Visionen von einem produktiven Stück Stadt in Innsbruck

Peter Lorenz denkt laut über Innsbrucks stadträumliche Metamorphose nach.

Peter Lorenz hat sehr konkrete Vorstellungen, wie aus dem Gewerbegebiet Mühlau/Arzl ein attraktives Stück Stadt werden könnte.
© lorenz

Von Edith Schlocker

Innsbruck – „Wir Architekten sind für die Stadt verantwortlich“, sagt Peter Lorenz, „doch das wird uns immer mehr genommen.“ Stattdessen würden „überforderte Politiker dilettantische Entscheidungen treffen“, weshalb er einen öffentlichen Diskurs über die Zukunft Innsbrucks anzetteln will.

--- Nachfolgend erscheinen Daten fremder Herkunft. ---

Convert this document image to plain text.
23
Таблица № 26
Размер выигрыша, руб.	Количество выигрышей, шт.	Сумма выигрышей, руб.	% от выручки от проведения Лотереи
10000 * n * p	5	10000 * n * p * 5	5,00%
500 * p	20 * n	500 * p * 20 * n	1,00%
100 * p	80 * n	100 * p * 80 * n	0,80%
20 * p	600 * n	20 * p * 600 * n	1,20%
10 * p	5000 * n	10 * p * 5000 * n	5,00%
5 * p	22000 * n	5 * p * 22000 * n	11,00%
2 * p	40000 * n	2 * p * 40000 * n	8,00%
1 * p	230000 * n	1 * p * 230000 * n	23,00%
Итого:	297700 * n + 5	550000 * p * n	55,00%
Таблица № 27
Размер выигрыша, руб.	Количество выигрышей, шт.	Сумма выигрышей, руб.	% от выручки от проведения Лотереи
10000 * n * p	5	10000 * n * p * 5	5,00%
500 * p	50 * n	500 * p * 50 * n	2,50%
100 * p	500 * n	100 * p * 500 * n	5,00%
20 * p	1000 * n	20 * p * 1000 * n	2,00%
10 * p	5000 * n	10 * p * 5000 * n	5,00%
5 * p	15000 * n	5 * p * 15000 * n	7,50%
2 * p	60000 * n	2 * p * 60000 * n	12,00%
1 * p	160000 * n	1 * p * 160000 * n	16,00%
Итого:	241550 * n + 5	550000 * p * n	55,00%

Denn das von dessen Gemeinderat am 19. Juni 2019 als strategisches Planungsinstrument für die stadträumliche Entwicklung in den kommenden zehn Jahren beschlossene ÖROKO 2.0 bietet laut Lorenz „keine Visionen“, schreibe nur den Ist-Zustand fort. „Wir Architekten halten uns aber nicht in der Vergangenheit auf, sondern planen für die Zukunft“, so der international umtriebige Baukünstler mit Büros in Innsbruck und Wien.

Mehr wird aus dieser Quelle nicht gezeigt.